Ready for tomorrow: Susmita Nanda LLM ’26 uses AI to analyze the strength of support for legal arguments

Applications of AI


This is a headshot of Susmita Nanda LLM '26 in a black blazer and white shirt.

At UC Law SF’s AI Bootcamp, Susmita Nanda LLM ’26 built GroundCheck, an AI tool that checks whether legal citations hold up under scrutiny.


  • Susmita Nanda LLM ’26 learned how to critically evaluate and create legal technology tools at UC Law SF. AI-Enabled Lawyer Bootcamp.
  • She built GroundCheck, an AI-powered platform that tests whether legal authorities actually support the arguments cited.
  • At AI Bootcamp, her focus shifted from what AI can do to how legitimate AI systems should be designed, tested, and used responsibly.

As artificial intelligence reshapes the practice of law, UC Law San Francisco trains students through hands-on education AI-Enabled Lawyer Bootcamp This allows students to go beyond theory and have real-world applications before they graduate. Students will gain first-hand experience using AI for core law practices such as research, drafting, discovery, and document analysis while addressing ethical issues related to privilege, conflict, and professional responsibility. Capstone projects involve building your own AI tools, often with little or no coding experience.

First offered this spring, AI Bootcamp is part of LexLab, UC Law SF’s Center for Technology Law and Lawyers, led by Director Drew Amerson. The six-session course was designed by Tal Nib, director of applied innovation, and taught by adjunct professors Luis Villa and Zoe Dolan, both practicing attorneys with deep experience integrating technology into legal practice.

Below, Susmita Nanda LLM ’26 shares what she learned and how she created an AI-powered tool to scrutinize citations that she claims support a particular legal argument.

Why did you join AI Bootcamp?

AI is already transforming the practice of law, but I wanted to understand not only how these tools are used, but also how they are built and where they fail. Now was the time to do it.

What was your biggest takeaway?

We gained a practical framework for understanding whether AI should support or replace human reviews, and gained practical experience building workflows for AI agents rather than simply leveraging them. This program helped bridge the gap between knowing how to use AI tools and how to deploy them responsibly and effectively.

Also, my perspective changed from “What can this tool do?” to “How does it work and what should it not do?” No matter how the platform evolves, this is the mindset I intend to implement.

Please describe your capstone project.

I built GroundCheck, a Harvey AI workflow agent that checks whether legal authorities support the proposals cited in the draft. It matters not only whether citations exist, but also whether they hold up under scrutiny. Following the first pass grounding review, we perform an adversarial second pass and pass structured recommendations to human reviewers.

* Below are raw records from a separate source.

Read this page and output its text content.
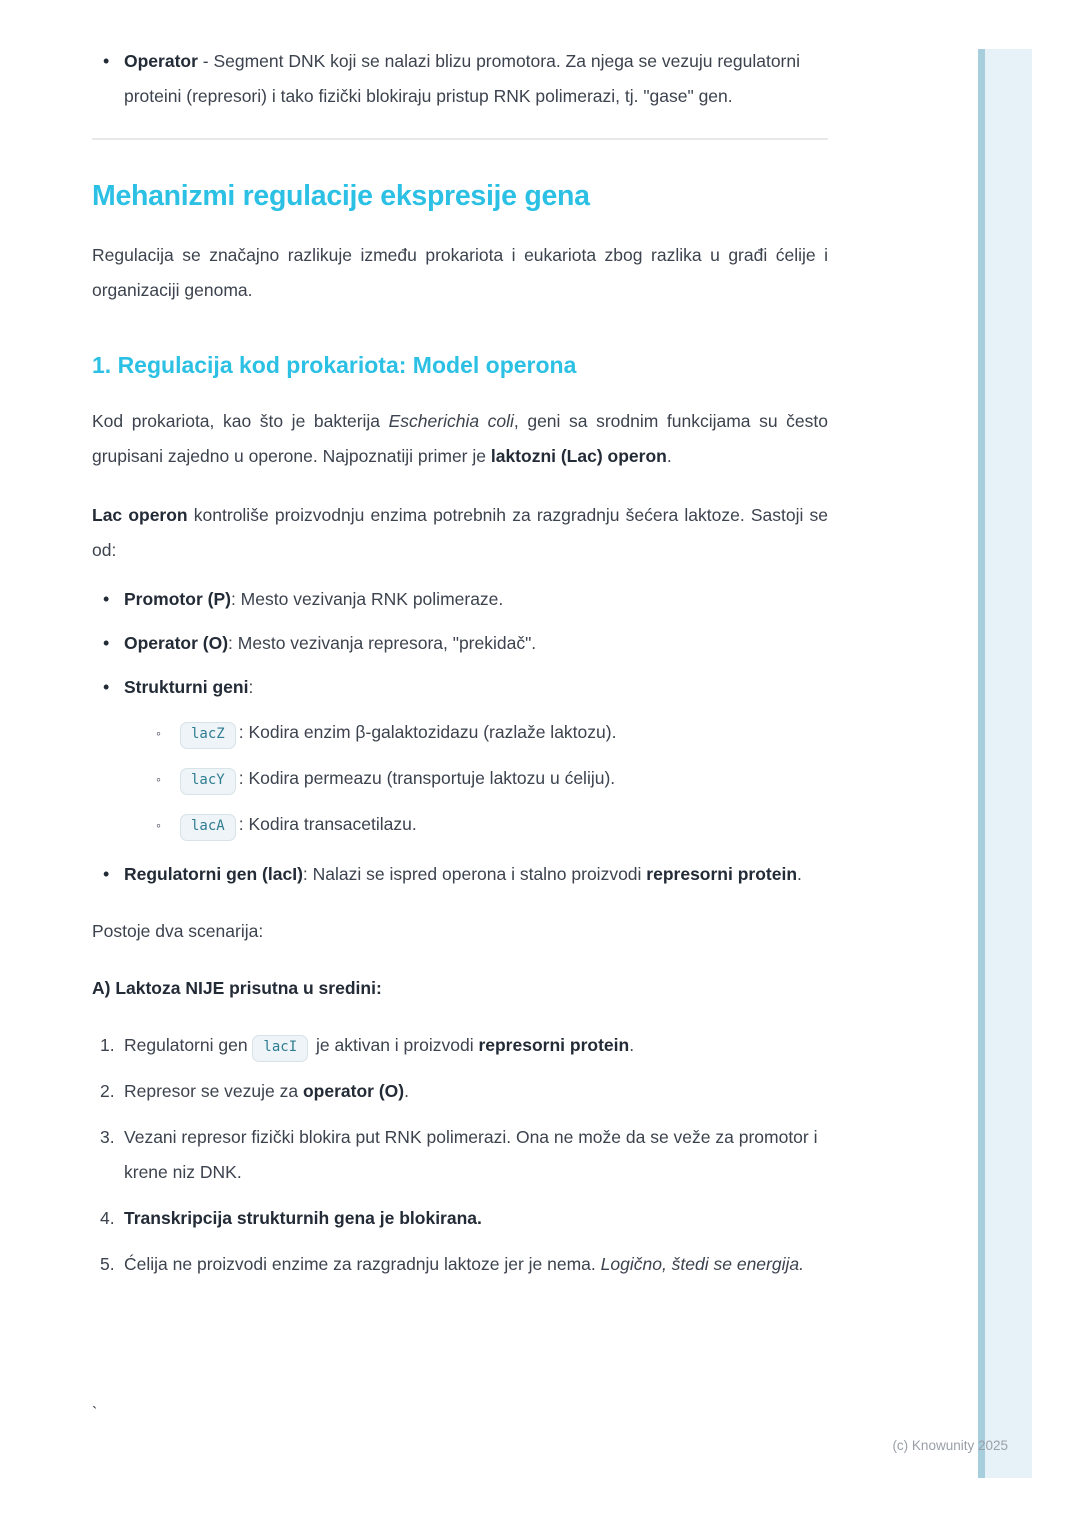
• Operator - Segment DNK koji se nalazi blizu promotora. Za njega se vezuju regulatorni proteini (represori) i tako fizički blokiraju pristup RNK polimerazi, tj. "gase" gen.
Mehanizmi regulacije ekspresije gena

Regulacija se značajno razlikuje između prokariota i eukariota zbog razlika u građi ćelije i organizaciji genoma.

1. Regulacija kod prokariota: Model operona

Kod prokariota, kao što je bakterija Escherichia coli, geni sa srodnim funkcijama su često grupisani zajedno u operone. Najpoznatiji primer je laktozni (Lac) operon.

Lac operon kontroliše proizvodnju enzima potrebnih za razgradnju šećera laktoze. Sastoji se od:

• Promotor (P): Mesto vezivanja RNK polimeraze.
• Operator (O): Mesto vezivanja represora, "prekidač".
• Strukturni geni:
◦	lacZ : Kodira enzim β-galaktozidazu (razlaže laktozu).
◦	lacY : Kodira permeazu (transportuje laktozu u ćeliju).
◦	lacA : Kodira transacetilazu.
• Regulatorni gen (lacI): Nalazi se ispred operona i stalno proizvodi represorni protein.

Postoje dva scenarija:

A) Laktoza NIJE prisutna u sredini:

1. Regulatorni gen lacI je aktivan i proizvodi represorni protein.
2. Represor se vezuje za operator (O).
3. Vezani represor fizički blokira put RNK polimerazi. Ona ne može da se veže za promotor i krene niz DNK.
4. Transkripcija strukturnih gena je blokirana.
5. Ćelija ne proizvodi enzime za razgradnju laktoze jer je nema. Logično, štedi se energija.
`
(c) Knowunity 2025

How will this help you excel as a new lawyer?

We can now evaluate AI legal tools from the inside and fully understand their architecture and failure modes to use them critically and advise others. Building GroundCheck also sharpened our intuition for making legal analysis reliable. Because designing a system to explain that reasoning required us to think rigorously about the same questions that every good lawyer faces.

The Ready for Tomorrow series focuses on UC Law SF students and shares how the university’s innovative practice programs are preparing them for a profession rapidly being reshaped by AI and emerging technologies.